As the novel progresses, then, we like Nick less and less, while poor, sad Amy emerges as a tragic heroine. But around the halfway mark, there is a volte-face and suddenly we realise that everything we thought we knew about Amy and Nick is, at best, skewed, and at worst, an outright lie. If you like unreliable narrators--and I do--you will really enjoy Gone Girl. Nick's deceptions are perhaps less surprising, because he's trying to seem like a good guy. Oh, yeah, I forgot to tell you about this whole, incriminating part of my life, he mentions some 100 pages in. Somehow, though, diaries--especially the diaries of beautiful, sympathetic missing women--hold certain expectations of authenticity. After all, if you are the only person reading your diary, why wouldn't you be honest? It is a nice touch that the reader begins to discover how nothing is as it seems at the same moment as Nick does. Naturally, it makes him more likable.
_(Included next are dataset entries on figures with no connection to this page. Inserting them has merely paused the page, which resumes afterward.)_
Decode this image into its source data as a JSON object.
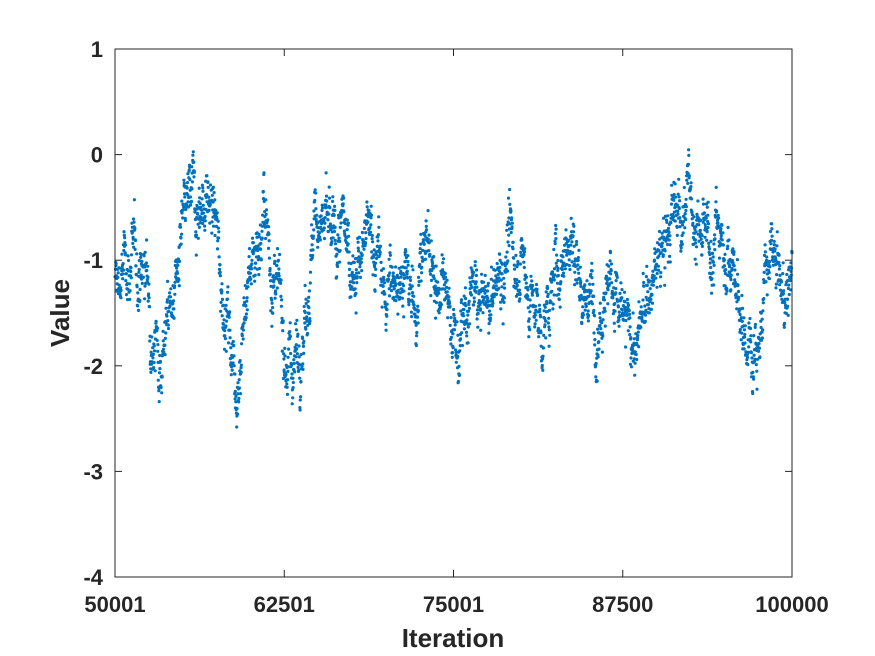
{
  "chart_data": {
    "type": "scatter",
    "xlabel": "Iteration",
    "ylabel": "Value",
    "xlim": [
      50001,
      100000
    ],
    "ylim": [
      -4,
      1
    ],
    "xticks": [
      50001,
      62501,
      75001,
      87500,
      100000
    ],
    "xtick_labels": [
      "50001",
      "62501",
      "75001",
      "87500",
      "100000"
    ],
    "yticks": [
      1,
      0,
      -1,
      -2,
      -3,
      -4
    ],
    "ytick_labels": [
      "1",
      "0",
      "-1",
      "-2",
      "-3",
      "-4"
    ],
    "grid": false,
    "marker_color": "#0072BD",
    "series": [
      {
        "values_anchor_x": [
          50001,
          51000,
          52200,
          53300,
          54500,
          55500,
          56300,
          57200,
          58000,
          59000,
          60000,
          61000,
          62000,
          63000,
          63700,
          65000,
          66000,
          67000,
          68000,
          69000,
          70000,
          71000,
          72000,
          73000,
          74500,
          75500,
          76500,
          77500,
          79000,
          80000,
          81500,
          82500,
          83500,
          84500,
          85500,
          86500,
          87500,
          88500,
          89500,
          90500,
          91500,
          92500,
          93500,
          94500,
          95500,
          96500,
          97500,
          98500,
          99500,
          100000
        ],
        "values_anchor_y": [
          -1.3,
          -1.0,
          -1.1,
          -1.9,
          -1.2,
          -0.5,
          -0.4,
          -0.5,
          -1.3,
          -2.1,
          -1.0,
          -0.6,
          -1.4,
          -2.0,
          -1.7,
          -0.5,
          -0.9,
          -0.8,
          -1.1,
          -0.7,
          -1.4,
          -1.0,
          -1.5,
          -0.8,
          -1.5,
          -1.8,
          -1.3,
          -1.5,
          -0.9,
          -1.0,
          -1.7,
          -1.2,
          -0.7,
          -1.2,
          -1.5,
          -1.1,
          -1.6,
          -1.8,
          -1.3,
          -0.9,
          -0.5,
          -0.4,
          -0.9,
          -0.7,
          -1.0,
          -1.8,
          -1.7,
          -1.0,
          -1.4,
          -1.0
        ]
      }
    ]
  }
}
There's a touch of Who's Afraid of Virginia Woolf, a dash of Fatal Attraction and a hefty dose of Southern Noir to Gone Girl. It's a compelling, well-written manifesto of secrets, lies, love, hatred, and the difficulty of truly knowing another person. In some ways, it has the classic crime thriller structure--and maybe, to some extent, even the same structure of a romance, although not necessarily a happy one--but it is so much more interesting than the likes of Harlan Coben and Michael Connelly (which I also enjoy). Amy and Nick aren't always likable but they are engaging and I enjoyed the constant editing of their relationship, or what we thought we knew about their relationship. Read Gone Girl: it's really good and I think it will appeal to both men and women; just don't expect a very light-hearted read.